Data Professional Introspective: Accelerating Enterprise Data Quality
By Melanie Mecca, CMMI Institute's Director of Data Management Products & Services
My recent columns have focused on actionable initiatives that can both deliver business value, providing a tangible achievement, and raise the profile of the data management organization (DMO). [For more on the DMO, (a plug and play initial organization was proposed in an earlier column, ‘Coming in From the Cold – a Starter Data Management Organization.’]
In that light, let’s talk about data quality and how the DMO can help the organization get off the ground floor, AKA, out of the cycle of ‘Do what you’ve always done, get what you’ve always gotten.’
If you abstract the processes and practices of enterprise data management to the fewest number of high-level topics, you have:
- Data Architecture – what data stores and technologies are built or bought to store and distribute data
- Data Governance – managing and controlling data assets through enterprise participation and collective decision making
- Data Quality – the condition of the data as such, according to characteristics (known as dimensions), which affect its usability and fitness for purpose.

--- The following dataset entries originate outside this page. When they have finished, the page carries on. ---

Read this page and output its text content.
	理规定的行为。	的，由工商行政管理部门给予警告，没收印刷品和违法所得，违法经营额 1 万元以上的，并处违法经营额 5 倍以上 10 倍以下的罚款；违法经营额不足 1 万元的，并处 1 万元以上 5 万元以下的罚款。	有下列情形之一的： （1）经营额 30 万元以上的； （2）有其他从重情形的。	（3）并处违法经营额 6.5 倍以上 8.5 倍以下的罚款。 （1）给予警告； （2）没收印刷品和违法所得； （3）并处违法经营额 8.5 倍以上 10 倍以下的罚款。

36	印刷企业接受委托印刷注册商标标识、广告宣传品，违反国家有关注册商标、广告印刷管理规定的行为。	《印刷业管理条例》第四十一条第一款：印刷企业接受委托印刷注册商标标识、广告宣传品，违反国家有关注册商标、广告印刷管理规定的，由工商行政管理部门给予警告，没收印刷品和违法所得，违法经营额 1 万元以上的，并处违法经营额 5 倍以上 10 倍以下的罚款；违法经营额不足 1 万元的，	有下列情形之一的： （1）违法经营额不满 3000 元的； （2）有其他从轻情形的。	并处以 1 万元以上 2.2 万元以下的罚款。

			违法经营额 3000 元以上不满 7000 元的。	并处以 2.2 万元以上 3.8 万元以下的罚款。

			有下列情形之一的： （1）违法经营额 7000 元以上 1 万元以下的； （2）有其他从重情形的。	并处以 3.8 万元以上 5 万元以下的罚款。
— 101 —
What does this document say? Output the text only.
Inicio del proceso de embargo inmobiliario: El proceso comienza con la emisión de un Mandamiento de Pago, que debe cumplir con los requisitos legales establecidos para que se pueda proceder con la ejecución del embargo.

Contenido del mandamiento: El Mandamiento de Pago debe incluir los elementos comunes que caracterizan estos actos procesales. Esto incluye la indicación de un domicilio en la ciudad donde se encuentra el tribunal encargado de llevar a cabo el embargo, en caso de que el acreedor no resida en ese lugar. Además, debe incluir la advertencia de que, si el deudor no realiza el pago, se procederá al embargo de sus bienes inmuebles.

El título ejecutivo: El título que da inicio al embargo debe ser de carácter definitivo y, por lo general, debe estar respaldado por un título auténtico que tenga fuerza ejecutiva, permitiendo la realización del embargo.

Among the ‘Big Three’ topics, the lines of business care most about data quality. From their point of view, where data may be captured and stored, and engaging in collective decisions about it, are primarily in the service of having the right data for their needs – accessible, accurate, and timely. It’s quite correct to state that overall, enhancing data quality is the POINT of enterprise data management.
If this is so obvious, why do so many organizations struggle and stumble in getting past isolated project efforts to improve data quality? Because of the overarching issue we face almost everywhere in every industry – organizations still frequently fail to recognize that their data assets are foundational and critical for their success, such as finance, human resources, and facilities management. For example, many organizations have purchased data quality tools, they may have one or two projects that regularly monitor certain data stores, and some projects that regularly cleanse data. Some large organizations spend millions to cleanse data for financial reporting, but the quality rules applied, and any ensuing data changes, are rarely propagated back to the source systems. This creates an endless cycle of repetitive spending, a treadmill guaranteeing a perennially leaking budget.
Another challenge derives from the funding model employed in most organizations, where almost everything is a project, with a beginning, middle, and end. The lines of business are encouraged to make their funding requests specific to a designated business need, and as a result, there is not enough attention given to enterprise initiatives. The ostrich syndrome applies here, sometimes in the form of ‘if we just wait long enough, a technology will come along that we can buy to solve the problem.’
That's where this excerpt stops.